If you have sold or otherwise transferred all of your Shares in Atrium European Real Estate Limited (the "Company") please send this document and the accompanying documents at once to the purchaser or transferee or to the stockbroker, banker or other agent through whom the sale or transfer was effected for onward transmission to the purchaser or transferee.

The Shares of the Company are admitted to trading and are listed on Euronext Amsterdam and on Vienna Stock Exchange.

ATRIUM EUROPEAN REAL ESTATE LIMITED

(a company incorporated with limited liability under the Companies (Jersey) Law 1991, as amended, with registration number 70371)

Annual General Meeting

This document sets out proposals for Shareholder approval at the Annual General Meeting. Notice of the Annual General Meeting to be held at 1:00 p.m. (Jersey time) on 11 May 2016 at The Club Hotel & Spa, Green Street, St. Helier, Jersey, JE2 4UH, Channel Islands is set out at the end of this document.
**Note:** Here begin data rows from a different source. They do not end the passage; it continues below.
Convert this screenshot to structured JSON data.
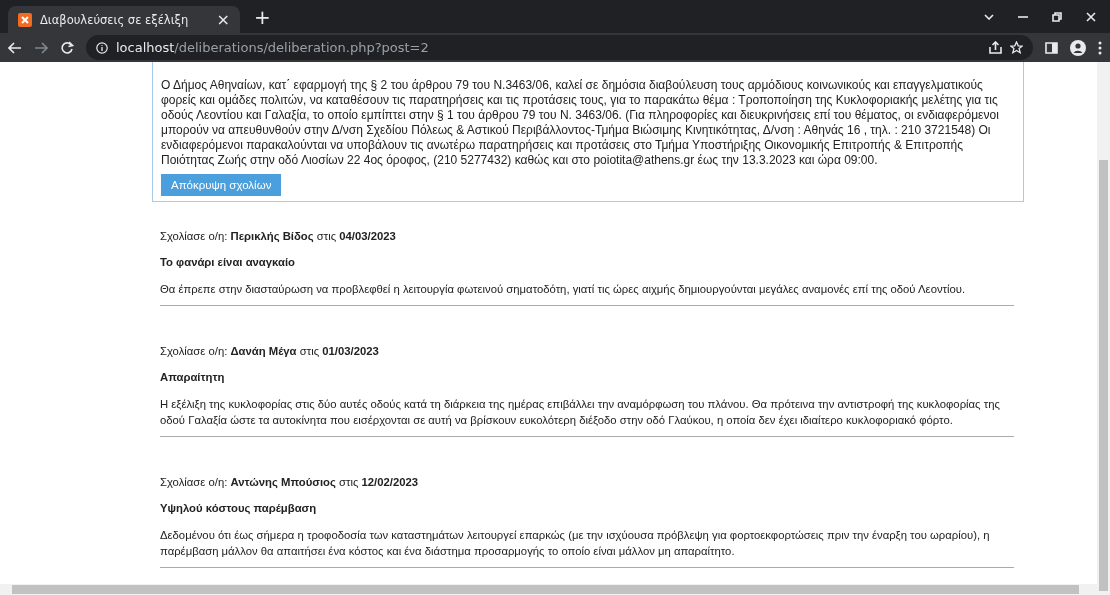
{
  "browser": {
    "tab": {
      "title": "Διαβουλεύσεις σε εξέλιξη",
      "close": "×"
    },
    "new_tab": "+",
    "url": {
      "host": "localhost",
      "path": "/deliberations/deliberation.php?post=2"
    }
  },
  "deliberation": {
    "text": "Ο Δήμος Αθηναίων, κατ΄ εφαρμογή της § 2 του άρθρου 79 του Ν.3463/06, καλεί σε δημόσια διαβούλευση τους αρμόδιους κοινωνικούς και επαγγελματικούς φορείς και ομάδες πολιτών, να καταθέσουν τις παρατηρήσεις και τις προτάσεις τους, για το παρακάτω θέμα : Τροποποίηση της Κυκλοφοριακής μελέτης για τις οδούς Λεοντίου και Γαλαξία, το οποίο εμπίπτει στην § 1 του άρθρου 79 του Ν. 3463/06. (Για πληροφορίες και διευκρινήσεις επί του θέματος, οι ενδιαφερόμενοι μπορούν να απευθυνθούν στην Δ/νση Σχεδίου Πόλεως & Αστικού Περιβάλλοντος-Τμήμα Βιώσιμης Κινητικότητας, Δ/νση : Αθηνάς 16 , τηλ. : 210 3721548) Οι ενδιαφερόμενοι παρακαλούνται να υποβάλουν τις ανωτέρω παρατηρήσεις και προτάσεις στο Τμήμα Υποστήριξης Οικονομικής Επιτροπής & Επιτροπής Ποιότητας Ζωής στην οδό Λιοσίων 22 4ος όροφος, (210 5277432) καθώς και στο poiotita@athens.gr έως την 13.3.2023 και ώρα 09:00.",
    "button": "Απόκρυψη σχολίων"
  },
  "comments": [
    {
      "byline": "Σχολίασε ο/η: **Περικλής Βίδος** στις **04/03/2023**",
      "title": "Το φανάρι είναι αναγκαίο",
      "body": "Θα έπρεπε στην διασταύρωση να προβλεφθεί η λειτουργία φωτεινού σηματοδότη, γιατί τις ώρες αιχμής δημιουργούνται μεγάλες αναμονές επί της οδού Λεοντίου."
    },
    {
      "byline": "Σχολίασε ο/η: **Δανάη Μέγα** στις **01/03/2023**",
      "title": "Απαραίτητη",
      "body": "Η εξέλιξη της κυκλοφορίας στις δύο αυτές οδούς κατά τη διάρκεια της ημέρας επιβάλλει την αναμόρφωση του πλάνου. Θα πρότεινα την αντιστροφή της κυκλοφορίας της οδού Γαλαξία ώστε τα αυτοκίνητα που εισέρχονται σε αυτή να βρίσκουν ευκολότερη διέξοδο στην οδό Γλαύκου, η οποία δεν έχει ιδιαίτερο κυκλοφοριακό φόρτο."
    },
    {
      "byline": "Σχολίασε ο/η: **Αντώνης Μπούσιος** στις **12/02/2023**",
      "title": "Υψηλού κόστους παρέμβαση",
      "body": "Δεδομένου ότι έως σήμερα η τροφοδοσία των καταστημάτων λειτουργεί επαρκώς (με την ισχύουσα πρόβλεψη για φορτοεκφορτώσεις πριν την έναρξη του ωραρίου), η παρέμβαση μάλλον θα απαιτήσει ένα κόστος και ένα διάστημα προσαρμογής το οποίο είναι μάλλον μη απαραίτητο."
    }
  ]
}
Shareholders who wish to attend or to exercise the voting rights attached to their Shares at the Annual General Meeting should complete the Form of Proxy accompanying this Circular (which is also available from the Company's website, www.aere.com). Registered Shareholders should send their completed Forms of Proxy to the Company at 11-15 Seaton Place, St Helier, Jersey JE4 0QH, Channel Islands by 1:00 p.m. (Jersey time) on 9 May 2016. Shareholders holding interests in Shares through an intermediary of Euroclear Netherlands should send the completed Forms of Proxy to their account holding bank or broker, which will be required to forward the completed Form of Proxy (via an intermediary of Euroclear Netherlands) with a confirmation to proxy agent Kempen & Co N.V. (either by email to proxyvoting@kempen.nl or by fax to: +31 20 348 9549) by 2:00 p.m. (Amsterdam time/C.E.S.T.) on 9 May 2016 (in reply to which each participating Shareholder will receive a proxy confirmation). Only those persons holding Shares or holding interests in Shares through an intermediary of Euroclear Netherlands as at 1:00 p.m. (Jersey time) on 9 May 2016 or, if the Annual General Meeting is adjourned, as at 48 hours before the time of such adjourned meeting, shall be entitled to attend the Annual General Meeting and/or exercise the voting rights attaching to such Shares at the Annual General Meeting.

Your attention is drawn to the letter from the Chairman of the Company which is set out in Part I of this Circular and which recommends that you vote in favour of the Proposed Resolutions. Your attention is also drawn to the section entitled "Action to be Taken" in Part I of this Circular. CONTENTS

Page

Expected Timetable of Events

4

Part I

Letter from the Chairman

5

Part II

Additional Information

8

Part III

Definitions

9

Notice of Annual General Meeting

10

IMPORTANT INFORMATION

This Circular is being furnished to existing Shareholders in connection with the Annual General Meeting of the Company. This Circular is individually directed to existing Shareholders and does not constitute an offer to any person or to the public generally to subscribe for or otherwise acquire any securities of the Company.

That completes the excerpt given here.